Le poney a été une des attractions de l’érablière urbaine à son ouverture. (Photo: Courtoisie)
Le goût du sucre a eu raison du froid
À l’ouverture de l’érablière urbaine au parc Beaudet
Le sucre a coulé le jeudi 8 mars au parc Beaudet (angle Décarie et Du Collège), malgré le froid de canard qu'il a fait. Les enfants ont bravé la température, emmitouflés dans leurs manteaux avec tuques et mitaines, accompagnés de papa, maman, et même parfois grand-maman.
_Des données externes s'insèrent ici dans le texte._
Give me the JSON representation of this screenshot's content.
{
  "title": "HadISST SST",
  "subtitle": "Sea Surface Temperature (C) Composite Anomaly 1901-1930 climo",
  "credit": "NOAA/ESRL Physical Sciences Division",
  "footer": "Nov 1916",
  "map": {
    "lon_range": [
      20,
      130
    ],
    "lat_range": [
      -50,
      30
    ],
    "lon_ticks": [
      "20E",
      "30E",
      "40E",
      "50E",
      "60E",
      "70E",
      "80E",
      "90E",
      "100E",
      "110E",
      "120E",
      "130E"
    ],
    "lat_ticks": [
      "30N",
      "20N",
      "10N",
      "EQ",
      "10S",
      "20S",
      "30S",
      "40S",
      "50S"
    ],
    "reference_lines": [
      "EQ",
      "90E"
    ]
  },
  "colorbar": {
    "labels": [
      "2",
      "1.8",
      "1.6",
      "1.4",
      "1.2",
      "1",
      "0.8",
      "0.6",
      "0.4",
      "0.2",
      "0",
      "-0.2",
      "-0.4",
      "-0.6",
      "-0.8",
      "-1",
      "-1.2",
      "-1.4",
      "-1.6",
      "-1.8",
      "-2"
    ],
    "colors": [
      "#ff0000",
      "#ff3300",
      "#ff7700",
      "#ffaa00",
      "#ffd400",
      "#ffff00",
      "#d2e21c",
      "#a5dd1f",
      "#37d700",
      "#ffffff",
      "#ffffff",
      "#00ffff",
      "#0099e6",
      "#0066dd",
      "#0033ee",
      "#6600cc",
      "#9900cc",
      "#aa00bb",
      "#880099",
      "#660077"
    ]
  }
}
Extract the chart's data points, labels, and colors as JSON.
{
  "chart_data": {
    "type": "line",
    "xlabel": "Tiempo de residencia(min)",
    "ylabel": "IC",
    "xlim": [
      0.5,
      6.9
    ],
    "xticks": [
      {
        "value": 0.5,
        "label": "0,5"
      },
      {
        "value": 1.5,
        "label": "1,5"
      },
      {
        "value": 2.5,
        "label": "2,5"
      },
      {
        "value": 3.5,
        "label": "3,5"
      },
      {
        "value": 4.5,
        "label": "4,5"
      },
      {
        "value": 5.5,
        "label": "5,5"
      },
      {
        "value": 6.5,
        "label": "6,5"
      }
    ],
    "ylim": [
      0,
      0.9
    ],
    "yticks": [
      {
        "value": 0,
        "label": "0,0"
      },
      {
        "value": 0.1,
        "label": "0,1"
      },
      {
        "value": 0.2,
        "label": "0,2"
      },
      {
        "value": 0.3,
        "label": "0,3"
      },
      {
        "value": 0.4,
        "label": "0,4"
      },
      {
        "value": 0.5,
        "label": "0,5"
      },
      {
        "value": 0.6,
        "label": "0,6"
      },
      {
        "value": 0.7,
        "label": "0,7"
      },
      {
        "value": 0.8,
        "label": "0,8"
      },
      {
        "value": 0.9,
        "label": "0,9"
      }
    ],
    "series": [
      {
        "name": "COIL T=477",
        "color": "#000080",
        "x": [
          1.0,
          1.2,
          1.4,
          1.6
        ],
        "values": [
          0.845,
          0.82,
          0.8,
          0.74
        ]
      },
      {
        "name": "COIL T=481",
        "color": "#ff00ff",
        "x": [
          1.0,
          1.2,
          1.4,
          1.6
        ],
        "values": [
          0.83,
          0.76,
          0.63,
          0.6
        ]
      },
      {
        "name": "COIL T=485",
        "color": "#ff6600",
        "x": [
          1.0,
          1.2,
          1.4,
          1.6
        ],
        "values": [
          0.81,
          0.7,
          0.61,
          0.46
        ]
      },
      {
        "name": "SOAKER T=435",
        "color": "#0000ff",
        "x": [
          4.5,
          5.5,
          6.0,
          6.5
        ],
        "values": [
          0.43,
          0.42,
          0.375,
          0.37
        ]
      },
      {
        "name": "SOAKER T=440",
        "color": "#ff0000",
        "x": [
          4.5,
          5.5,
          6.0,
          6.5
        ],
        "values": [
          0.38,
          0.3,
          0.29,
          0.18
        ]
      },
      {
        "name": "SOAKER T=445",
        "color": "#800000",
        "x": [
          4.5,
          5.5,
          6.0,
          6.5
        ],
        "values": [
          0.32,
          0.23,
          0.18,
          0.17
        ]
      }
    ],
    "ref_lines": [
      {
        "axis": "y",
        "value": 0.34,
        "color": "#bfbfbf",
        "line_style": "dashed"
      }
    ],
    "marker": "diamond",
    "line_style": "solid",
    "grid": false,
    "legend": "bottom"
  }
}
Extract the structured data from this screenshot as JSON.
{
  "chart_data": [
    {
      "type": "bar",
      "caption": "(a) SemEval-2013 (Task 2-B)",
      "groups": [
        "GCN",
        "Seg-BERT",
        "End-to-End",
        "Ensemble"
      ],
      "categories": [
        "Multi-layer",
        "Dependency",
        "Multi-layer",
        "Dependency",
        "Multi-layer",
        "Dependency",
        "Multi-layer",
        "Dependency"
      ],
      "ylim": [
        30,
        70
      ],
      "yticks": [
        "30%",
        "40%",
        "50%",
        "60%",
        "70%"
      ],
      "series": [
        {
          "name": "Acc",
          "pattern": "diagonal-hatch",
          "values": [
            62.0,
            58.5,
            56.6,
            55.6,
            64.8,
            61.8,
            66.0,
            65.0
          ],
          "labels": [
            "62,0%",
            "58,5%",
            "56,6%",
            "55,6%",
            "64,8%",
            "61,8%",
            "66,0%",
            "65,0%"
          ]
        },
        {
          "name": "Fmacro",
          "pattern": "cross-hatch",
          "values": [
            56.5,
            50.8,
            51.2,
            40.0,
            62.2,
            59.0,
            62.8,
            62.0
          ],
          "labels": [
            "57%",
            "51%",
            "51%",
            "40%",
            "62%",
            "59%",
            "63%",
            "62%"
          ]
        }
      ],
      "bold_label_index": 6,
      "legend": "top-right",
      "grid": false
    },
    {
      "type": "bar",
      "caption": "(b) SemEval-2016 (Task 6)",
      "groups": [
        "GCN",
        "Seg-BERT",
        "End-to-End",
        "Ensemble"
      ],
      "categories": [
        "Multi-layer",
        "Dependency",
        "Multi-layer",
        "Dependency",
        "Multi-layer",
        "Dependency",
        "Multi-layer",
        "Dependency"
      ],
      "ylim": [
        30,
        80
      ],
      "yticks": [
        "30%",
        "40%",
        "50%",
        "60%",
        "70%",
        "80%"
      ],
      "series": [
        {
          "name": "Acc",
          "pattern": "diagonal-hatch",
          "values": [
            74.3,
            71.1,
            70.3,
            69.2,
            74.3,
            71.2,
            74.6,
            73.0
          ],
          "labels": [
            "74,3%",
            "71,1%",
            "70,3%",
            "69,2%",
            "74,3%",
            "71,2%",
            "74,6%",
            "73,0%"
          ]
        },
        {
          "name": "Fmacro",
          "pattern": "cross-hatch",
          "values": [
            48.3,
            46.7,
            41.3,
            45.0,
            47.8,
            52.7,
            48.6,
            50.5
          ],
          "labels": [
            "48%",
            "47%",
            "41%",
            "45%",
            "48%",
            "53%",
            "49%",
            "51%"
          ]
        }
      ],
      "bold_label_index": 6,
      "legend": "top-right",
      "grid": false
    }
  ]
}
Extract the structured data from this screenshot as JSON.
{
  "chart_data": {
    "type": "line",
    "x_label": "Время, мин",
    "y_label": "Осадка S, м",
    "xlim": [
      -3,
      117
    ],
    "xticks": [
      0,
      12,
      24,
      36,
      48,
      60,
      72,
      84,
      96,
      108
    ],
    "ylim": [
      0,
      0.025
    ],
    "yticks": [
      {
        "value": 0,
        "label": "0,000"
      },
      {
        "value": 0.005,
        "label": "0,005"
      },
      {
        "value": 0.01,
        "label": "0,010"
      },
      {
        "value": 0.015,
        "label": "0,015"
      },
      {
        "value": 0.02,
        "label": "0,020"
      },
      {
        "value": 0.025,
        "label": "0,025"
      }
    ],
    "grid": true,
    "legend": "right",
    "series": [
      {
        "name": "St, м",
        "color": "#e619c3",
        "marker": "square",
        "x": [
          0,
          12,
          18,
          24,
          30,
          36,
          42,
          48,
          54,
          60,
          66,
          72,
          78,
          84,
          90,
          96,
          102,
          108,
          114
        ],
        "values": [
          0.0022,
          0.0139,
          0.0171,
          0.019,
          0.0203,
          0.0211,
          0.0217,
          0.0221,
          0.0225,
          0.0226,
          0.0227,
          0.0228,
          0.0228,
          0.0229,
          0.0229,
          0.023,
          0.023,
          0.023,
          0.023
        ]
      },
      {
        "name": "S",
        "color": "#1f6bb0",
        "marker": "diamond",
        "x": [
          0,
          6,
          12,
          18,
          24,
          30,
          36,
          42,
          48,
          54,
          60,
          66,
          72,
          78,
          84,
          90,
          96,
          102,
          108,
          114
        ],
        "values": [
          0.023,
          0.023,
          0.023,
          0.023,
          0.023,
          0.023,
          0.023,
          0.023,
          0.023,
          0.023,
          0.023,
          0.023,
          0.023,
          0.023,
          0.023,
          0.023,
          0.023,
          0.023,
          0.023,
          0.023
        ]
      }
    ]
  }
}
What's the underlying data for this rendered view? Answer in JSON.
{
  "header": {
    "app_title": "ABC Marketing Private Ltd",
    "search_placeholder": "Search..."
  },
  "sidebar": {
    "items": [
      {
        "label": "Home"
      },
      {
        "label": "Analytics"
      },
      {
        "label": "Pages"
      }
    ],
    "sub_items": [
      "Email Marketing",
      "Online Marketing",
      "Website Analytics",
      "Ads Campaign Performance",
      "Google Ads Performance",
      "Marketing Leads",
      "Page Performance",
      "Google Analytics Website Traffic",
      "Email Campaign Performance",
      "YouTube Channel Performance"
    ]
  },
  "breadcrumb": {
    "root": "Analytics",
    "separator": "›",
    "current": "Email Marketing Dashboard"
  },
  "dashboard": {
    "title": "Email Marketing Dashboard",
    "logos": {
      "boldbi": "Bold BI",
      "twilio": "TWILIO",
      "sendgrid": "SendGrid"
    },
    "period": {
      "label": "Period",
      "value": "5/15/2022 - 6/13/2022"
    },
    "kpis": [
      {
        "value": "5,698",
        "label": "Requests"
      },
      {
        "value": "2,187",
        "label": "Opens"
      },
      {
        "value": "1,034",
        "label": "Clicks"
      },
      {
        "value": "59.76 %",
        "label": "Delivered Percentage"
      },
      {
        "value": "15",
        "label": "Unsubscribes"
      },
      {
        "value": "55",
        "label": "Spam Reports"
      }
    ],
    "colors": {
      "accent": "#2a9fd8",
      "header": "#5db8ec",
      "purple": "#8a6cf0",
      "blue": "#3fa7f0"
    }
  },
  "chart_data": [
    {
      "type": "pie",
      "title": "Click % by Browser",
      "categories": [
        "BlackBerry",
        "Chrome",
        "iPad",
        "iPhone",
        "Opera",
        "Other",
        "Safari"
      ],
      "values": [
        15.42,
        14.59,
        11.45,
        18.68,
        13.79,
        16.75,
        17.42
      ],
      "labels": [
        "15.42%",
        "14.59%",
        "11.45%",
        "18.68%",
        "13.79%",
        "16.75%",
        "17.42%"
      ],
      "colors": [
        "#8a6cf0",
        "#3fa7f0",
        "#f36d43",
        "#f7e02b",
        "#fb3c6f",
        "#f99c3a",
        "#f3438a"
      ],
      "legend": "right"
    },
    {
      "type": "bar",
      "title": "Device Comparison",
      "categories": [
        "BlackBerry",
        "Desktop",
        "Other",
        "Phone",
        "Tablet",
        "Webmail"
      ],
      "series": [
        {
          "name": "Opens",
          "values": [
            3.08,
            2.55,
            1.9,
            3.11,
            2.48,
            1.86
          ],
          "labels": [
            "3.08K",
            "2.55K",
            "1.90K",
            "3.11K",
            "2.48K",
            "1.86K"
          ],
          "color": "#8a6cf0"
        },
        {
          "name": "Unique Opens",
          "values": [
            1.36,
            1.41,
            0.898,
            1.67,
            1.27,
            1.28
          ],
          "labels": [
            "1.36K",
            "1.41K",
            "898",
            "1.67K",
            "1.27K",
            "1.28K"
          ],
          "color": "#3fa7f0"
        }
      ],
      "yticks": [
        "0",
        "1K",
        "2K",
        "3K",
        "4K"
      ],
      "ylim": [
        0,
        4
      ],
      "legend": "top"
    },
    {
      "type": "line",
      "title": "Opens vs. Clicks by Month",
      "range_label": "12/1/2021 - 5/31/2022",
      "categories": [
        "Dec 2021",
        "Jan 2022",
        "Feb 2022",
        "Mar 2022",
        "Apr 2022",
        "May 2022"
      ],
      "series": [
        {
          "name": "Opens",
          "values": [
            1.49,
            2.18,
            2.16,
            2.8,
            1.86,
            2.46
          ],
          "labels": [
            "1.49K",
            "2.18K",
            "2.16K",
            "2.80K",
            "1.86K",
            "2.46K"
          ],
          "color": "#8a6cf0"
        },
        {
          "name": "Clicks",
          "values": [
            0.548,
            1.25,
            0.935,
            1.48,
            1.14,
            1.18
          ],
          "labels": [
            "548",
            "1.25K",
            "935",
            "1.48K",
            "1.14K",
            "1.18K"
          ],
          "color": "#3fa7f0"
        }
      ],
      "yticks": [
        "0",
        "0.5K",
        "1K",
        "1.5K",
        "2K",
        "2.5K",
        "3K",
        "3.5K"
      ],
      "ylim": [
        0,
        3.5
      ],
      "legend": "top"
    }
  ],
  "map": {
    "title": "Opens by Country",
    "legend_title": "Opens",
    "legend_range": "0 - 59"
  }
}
Michèle Leroy, sa fille et sa petite-fille, Émilie Forget, âgée de neuf ans, sont venues assister à cette véritable érablière urbaine, en visite au parc jusqu'au 17 mars (une autre journée a été ajoutée le samedi 24 mars). «J'aime beaucoup ça», a exprimé la petite Émilie en parlant de la tire d'érable sur glace.
Les joues rosies par le froid, Charles Antoine, âgé de sept ans et demi, a semblé beaucoup apprécier sa sortie hivernale d'aujourd'hui. «Il y a beaucoup de choses, des bonnes choses, c'est le fun!», a-t-il-lancé avant de s'élancer vers d'autres découvertes.
Ce ne sont pas les choses à découvrir qui manquaient. Le Cercle de Fermières de Saint-Laurent y a tenu un kiosque de bonnes crêpes sucrées. Marcelle Gaudreau et sa coéquipière Germaine Calvé ont offert deux variétés de crêpes toutes aussi délicieuses les unes que les autres au plus grand plaisir des visiteurs. Pour compléter cette belle ambiance sucrée, on a pu se délecter le palais au son du violon tout près de là.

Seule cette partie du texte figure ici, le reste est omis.